Уважаемые коллеги, подскажите пожалуйста. Какой аккордеон лучше по звучанию и качеству? Weltmeister stella или  Weltmeister Diana? Спасибо


----------



## ugly (7 Сен 2018)

ИМХО, монопениссуально, и то и другое ширпотреб (учебный/любительский класс), да ещё и довольно старый. Тут больше от состояния зависит, чем от модели.
Кстати, Стелл было несколько модификаций, немного отличающихся даже внешне.


----------



## Kuzalogly (7 Сен 2018)

Диана по времени начиналась при Стелле, заканчивалась при Метеорах и Каприсах. Некий переходный агрегат.  По идее- Дианы помоложе и посвежее.  Звук ничем не отличается, но авторы наконец-то отошли от стелловского кубизма в дизайне, одно это уже приятно...


----------



## sashasoleigr (7 Сен 2018)

ugly писал:


> ИМХО, монопениссуально, и то и другое ширпотреб (учебный/любительский класс), да ещё и довольно старый. Тут больше от состояния зависит, чем от модели.
> Кстати, Стелл было несколько модификаций, немного отличающихся даже внешне.
> 
> А консона получше будет? Ищу ученику хочет идти в училище, а я сам баянист - не очень углублялся раньше в модели акордеонов. Спасибо огромное


----------



## Kuzalogly (7 Сен 2018)

Консона по сути имеет узлы те же, и элементная база та же.   Но в них есть намёк на НЕпионерское назначение, ибо в отличие от упомянутых выше аккордеонов, все Консоны четырёхголосые, и в новом виде в магазине стоили чуть дороже).


----------



## ugly (7 Сен 2018)

В училище с готовым аккордеоном? Выборку разве не требуют?


----------



## MikhailOlegovich (8 Сен 2018)

ugly писал:


> В училище с готовым аккордеоном? Выборку разве не требуют?

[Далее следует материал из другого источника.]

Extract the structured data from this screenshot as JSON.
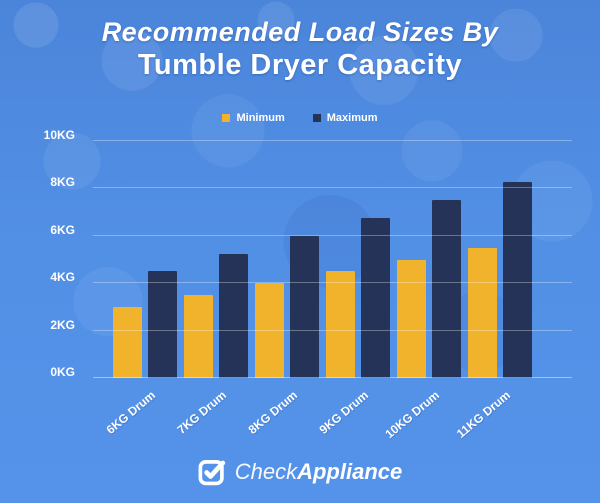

Это зависит от ученика. Есть такие которым до выборки как до луны.


----------



## sashasoleigr (12 Сен 2018)

ugly писал:


> В училище с готовым аккордеоном? Выборку разве не требуют?


Требуют, но возможности нет. Семья бедная. Ищем для начала хотя бы полный.


----------



## vev (12 Сен 2018)

*sashasoleigr*,

Вы б размер возможностей раскрыли. Тогда разговор будет более предметным


----------



## ugly (12 Сен 2018)

На e-bay иногда встречаются прямодечники с выборкой (двух-четырех голосые).

Видел Метеор с выборкой от Рубина, вот эстрадный двухголосый инструмент: https://www.ebay.com/itm/TITANO-PALMER-HUGHES-CONVERTOR-IDEAL-ACCORDION-ACCORDIAN
-18-5-8-IN-KEYBOARD/223118445075?hash=item33f2e54a13:g:69EAAOSwoj9bDazP

Но это заочная покупка, со всеми рисками.


----------